Vulnerable teenagers are being sexually assaulted by gangs of men in towns and cities across the country, the child protection expert who exposed the scale of abuse in Rotherham told MPs today.
Professor Alexis Jay was in the Commons following her bombshell report in August which revealed around 1,400 children had been raped and abused by gangs of Asian men in the South Yorkshire town. She said the level of abuse went unreported for 16 years because staff feared they would be seen as racist.
But speaking today Professor Jay said the problem was not confined to Rotherham. Asked by MPs whether the abuse was happening in towns and cities elsewhere in the country, she said: ‘Yes I do believe that. I certainly don’t think Rotherham is unique.’
Children as young as 11 were trafficked, beaten, and raped by large numbers of men between 1997 and 2013 in Rotherham. More than a third of the cases were already know to agencies.
But Professor Jay said: ‘Several staff described their nervousness about identifying the ethnic origins of perpetrators for fear of being thought racist’.
She condemned the ‘blatant’ collective failures by the council’s leadership, concluding: ‘It is hard to describe the appalling nature of the abuse that child victims suffered.’
The landmark report exposed widespread failures of the council, police and social services.
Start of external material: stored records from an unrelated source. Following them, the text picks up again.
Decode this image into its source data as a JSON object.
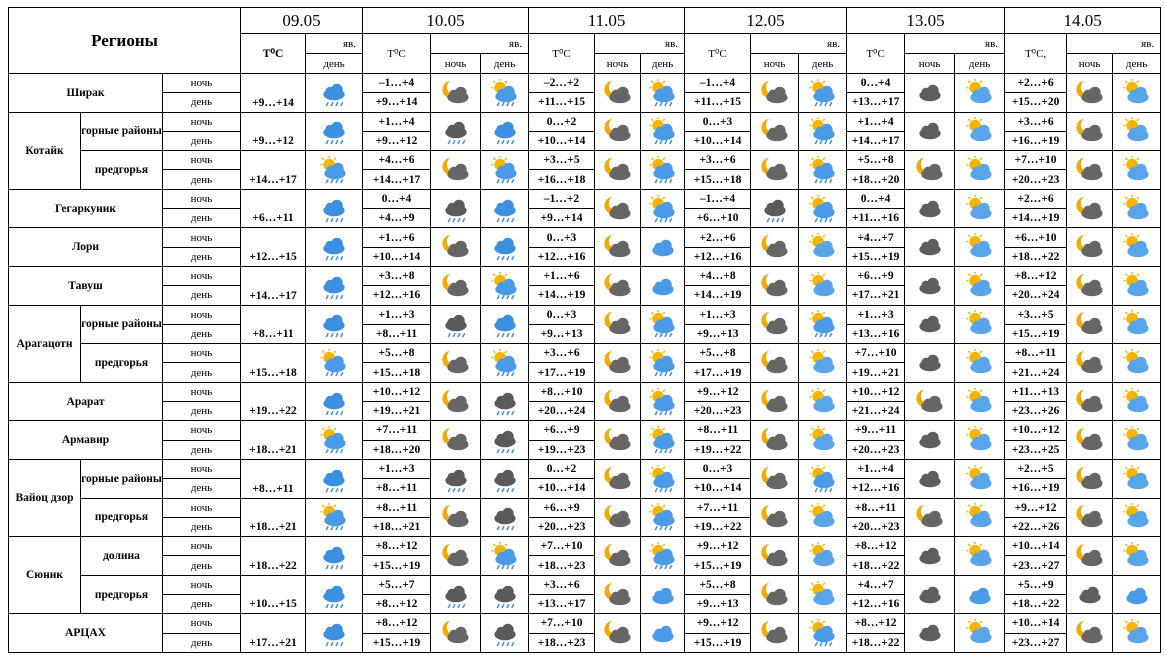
{
  "header": {
    "region": "Регионы",
    "dates": [
      "09.05",
      "10.05",
      "11.05",
      "12.05",
      "13.05",
      "14.05"
    ],
    "temp": "T⁰C",
    "temp_last": "T⁰C,",
    "icon": "яв.",
    "night": "ночь",
    "day": "день"
  },
  "regions": [
    {
      "name": "Ширак",
      "parts": [
        {
          "sub": null,
          "first": "+9…+14",
          "temps": [
            [
              "–1…+4",
              "+9…+14"
            ],
            [
              "–2…+2",
              "+11…+15"
            ],
            [
              "–1…+4",
              "+11…+15"
            ],
            [
              "0…+4",
              "+13…+17"
            ],
            [
              "+2…+6",
              "+15…+20"
            ]
          ]
        }
      ]
    },
    {
      "name": "Котайк",
      "parts": [
        {
          "sub": "горные районы",
          "first": "+9…+12",
          "temps": [
            [
              "+1…+4",
              "+9…+12"
            ],
            [
              "0…+2",
              "+10…+14"
            ],
            [
              "0…+3",
              "+10…+14"
            ],
            [
              "+1…+4",
              "+14…+17"
            ],
            [
              "+3…+6",
              "+16…+19"
            ]
          ]
        },
        {
          "sub": "предгорья",
          "first": "+14…+17",
          "temps": [
            [
              "+4…+6",
              "+14…+17"
            ],
            [
              "+3…+5",
              "+16…+18"
            ],
            [
              "+3…+6",
              "+15…+18"
            ],
            [
              "+5…+8",
              "+18…+20"
            ],
            [
              "+7…+10",
              "+20…+23"
            ]
          ]
        }
      ]
    },
    {
      "name": "Гегаркуник",
      "parts": [
        {
          "sub": null,
          "first": "+6…+11",
          "temps": [
            [
              "0…+4",
              "+4…+9"
            ],
            [
              "–1…+2",
              "+9…+14"
            ],
            [
              "–1…+4",
              "+6…+10"
            ],
            [
              "0…+4",
              "+11…+16"
            ],
            [
              "+2…+6",
              "+14…+19"
            ]
          ]
        }
      ]
    },
    {
      "name": "Лори",
      "parts": [
        {
          "sub": null,
          "first": "+12…+15",
          "temps": [
            [
              "+1…+6",
              "+10…+14"
            ],
            [
              "0…+3",
              "+12…+16"
            ],
            [
              "+2…+6",
              "+12…+16"
            ],
            [
              "+4…+7",
              "+15…+19"
            ],
            [
              "+6…+10",
              "+18…+22"
            ]
          ]
        }
      ]
    },
    {
      "name": "Тавуш",
      "parts": [
        {
          "sub": null,
          "first": "+14…+17",
          "temps": [
            [
              "+3…+8",
              "+12…+16"
            ],
            [
              "+1…+6",
              "+14…+19"
            ],
            [
              "+4…+8",
              "+14…+19"
            ],
            [
              "+6…+9",
              "+17…+21"
            ],
            [
              "+8…+12",
              "+20…+24"
            ]
          ]
        }
      ]
    },
    {
      "name": "Арагацотн",
      "parts": [
        {
          "sub": "горные районы",
          "first": "+8…+11",
          "temps": [
            [
              "+1…+3",
              "+8…+11"
            ],
            [
              "0…+3",
              "+9…+13"
            ],
            [
              "+1…+3",
              "+9…+13"
            ],
            [
              "+1…+3",
              "+13…+16"
            ],
            [
              "+3…+5",
              "+15…+19"
            ]
          ]
        },
        {
          "sub": "предгорья",
          "first": "+15…+18",
          "temps": [
            [
              "+5…+8",
              "+15…+18"
            ],
            [
              "+3…+6",
              "+17…+19"
            ],
            [
              "+5…+8",
              "+17…+19"
            ],
            [
              "+7…+10",
              "+19…+21"
            ],
            [
              "+8…+11",
              "+21…+24"
            ]
          ]
        }
      ]
    },
    {
      "name": "Арарат",
      "parts": [
        {
          "sub": null,
          "first": "+19…+22",
          "temps": [
            [
              "+10…+12",
              "+19…+21"
            ],
            [
              "+8…+10",
              "+20…+24"
            ],
            [
              "+9…+12",
              "+20…+23"
            ],
            [
              "+10…+12",
              "+21…+24"
            ],
            [
              "+11…+13",
              "+23…+26"
            ]
          ]
        }
      ]
    },
    {
      "name": "Армавир",
      "parts": [
        {
          "sub": null,
          "first": "+18…+21",
          "temps": [
            [
              "+7…+11",
              "+18…+20"
            ],
            [
              "+6…+9",
              "+19…+23"
            ],
            [
              "+8…+11",
              "+19…+22"
            ],
            [
              "+9…+11",
              "+20…+23"
            ],
            [
              "+10…+12",
              "+23…+25"
            ]
          ]
        }
      ]
    },
    {
      "name": "Вайоц дзор",
      "parts": [
        {
          "sub": "горные районы",
          "first": "+8…+11",
          "temps": [
            [
              "+1…+3",
              "+8…+11"
            ],
            [
              "0…+2",
              "+10…+14"
            ],
            [
              "0…+3",
              "+10…+14"
            ],
            [
              "+1…+4",
              "+12…+16"
            ],
            [
              "+2…+5",
              "+16…+19"
            ]
          ]
        },
        {
          "sub": "предгорья",
          "first": "+18…+21",
          "temps": [
            [
              "+8…+11",
              "+18…+21"
            ],
            [
              "+6…+9",
              "+20…+23"
            ],
            [
              "+7…+11",
              "+19…+22"
            ],
            [
              "+8…+11",
              "+20…+23"
            ],
            [
              "+9…+12",
              "+22…+26"
            ]
          ]
        }
      ]
    },
    {
      "name": "Сюник",
      "parts": [
        {
          "sub": "долина",
          "first": "+18…+22",
          "temps": [
            [
              "+8…+12",
              "+15…+19"
            ],
            [
              "+7…+10",
              "+18…+23"
            ],
            [
              "+9…+12",
              "+15…+19"
            ],
            [
              "+8…+12",
              "+18…+22"
            ],
            [
              "+10…+14",
              "+23…+27"
            ]
          ]
        },
        {
          "sub": "предгорья",
          "first": "+10…+15",
          "temps": [
            [
              "+5…+7",
              "+8…+12"
            ],
            [
              "+3…+6",
              "+13…+17"
            ],
            [
              "+5…+8",
              "+9…+13"
            ],
            [
              "+4…+7",
              "+12…+16"
            ],
            [
              "+5…+9",
              "+18…+22"
            ]
          ]
        }
      ]
    },
    {
      "name": "АРЦАХ",
      "parts": [
        {
          "sub": null,
          "first": "+17…+21",
          "temps": [
            [
              "+8…+12",
              "+15…+19"
            ],
            [
              "+7…+10",
              "+18…+23"
            ],
            [
              "+9…+12",
              "+15…+19"
            ],
            [
              "+8…+12",
              "+18…+22"
            ],
            [
              "+10…+14",
              "+23…+27"
            ]
          ]
        }
      ]
    }
  ]
}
It revealed victims were doused in petrol and threatened with being set alight, terrorised with guns, made to witness brutally-violent rapes and told they would be the next if they spoke out.
The victims were raped by multiple abusers, trafficked to other towns and cities in the north of England, abducted, beaten and intimidated.
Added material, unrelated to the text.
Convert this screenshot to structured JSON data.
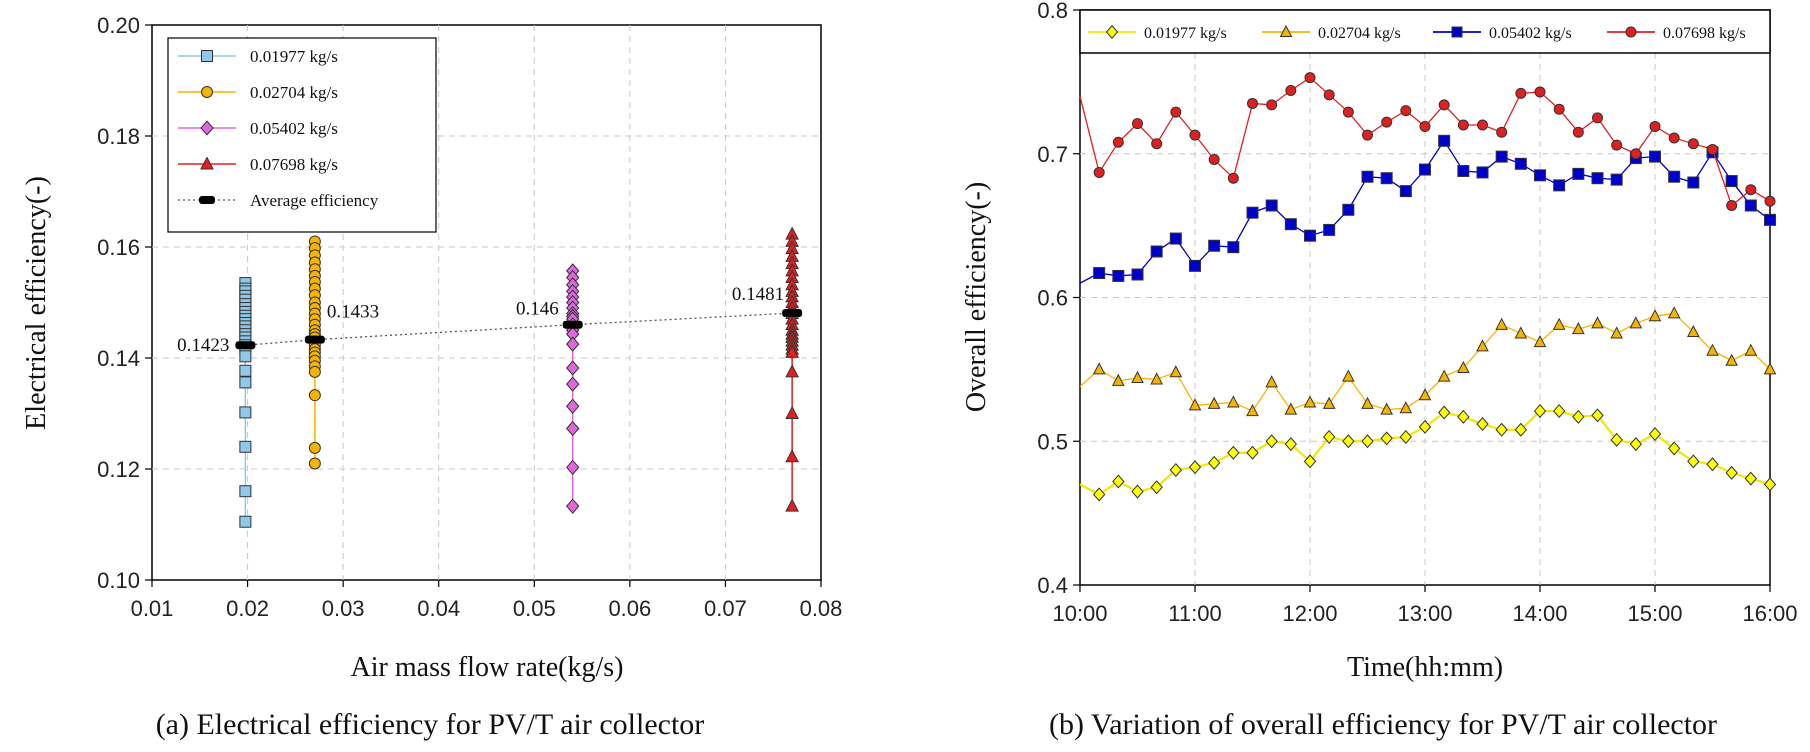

Despite the abuse, police ‘regarded many child victims with contempt’ and some fathers who tried to rescue their children from abuse were arrested themselves.
Prof Jay said the majority of the abusers were described as ‘Asian men’, and many were said to be of Pakistani origin.
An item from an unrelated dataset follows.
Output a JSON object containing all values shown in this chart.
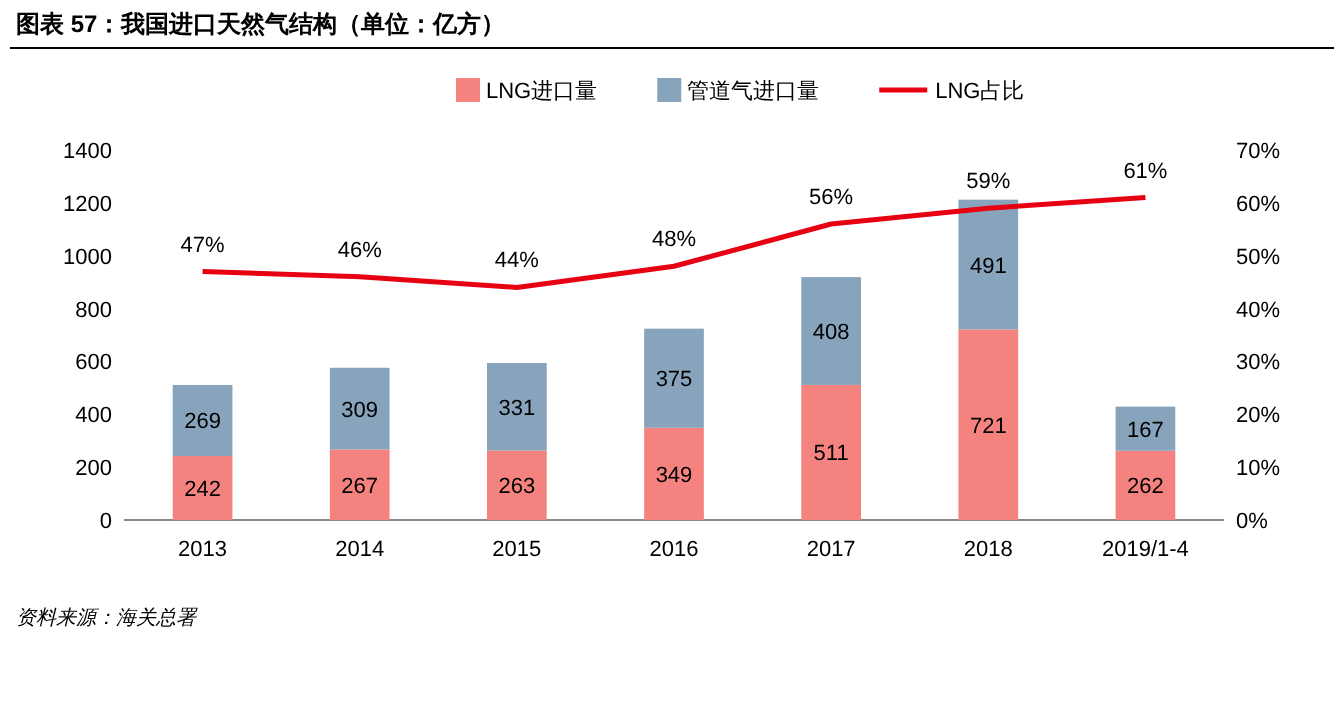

One young person told the inquiry that ‘gang rape’ was a usual part of growing up in the area of Rotherham where she lived.
In two cases, fathers had tracked down their daughters and tried to remove them from houses where they were being abused - only to be arrested themselves when police were called to the scene.
And one child declined her initial offer to give a statement after allegedly receiving a text from a perpetrator threatening to harm her younger sister.
The failures happened despite three reports between 2002 and 2006 ‘which could not have been clearer in the description of the situation in Rotherham’.
Prof Jay said the first of these reports was ‘effectively suppressed’ because senior officers did not believe the data. The other two were ignored, the professor said.
Teachers reported seeing children as young as 11, 12 and 13 being picked up outside schools by cars and taxis, given presents and mobile phones and taken to meet large numbers of unknown men in Rotherham or other local towns and cities.
The majority of victims believed the perpetrators to be their boyfriend who gave them gifts, alcohol and drugs. Some of the victims still maintain they were not groomed or abused.
Analysing the case studies, Prof Jay said many of the children came from dysfunctional families, had parents with addictions, and had suffered domestic or sexual abuse as a child. Some had serious mental health problems.
The spotlight first fell on Rotherham in 2010 when five men, described by a judge as ‘sexual predators’, were jailed for grooming teenage girls for sex.
The five men - Umar Razaq, Adil Hussain, Razwan Razaq, Zafran Ramzan, and Mohsin Khan - preyed on their victims over several months and threatened them with violence if they refused their advances.
One of the men branded his victim a ‘white bitch’ when she resisted, while a second smirked: ‘I’ve used you and abused you.’
The men, all British-born Pakistanis, attacked the four girls in play areas, parks and in the back of their cars, Sheffield Crown Court heard.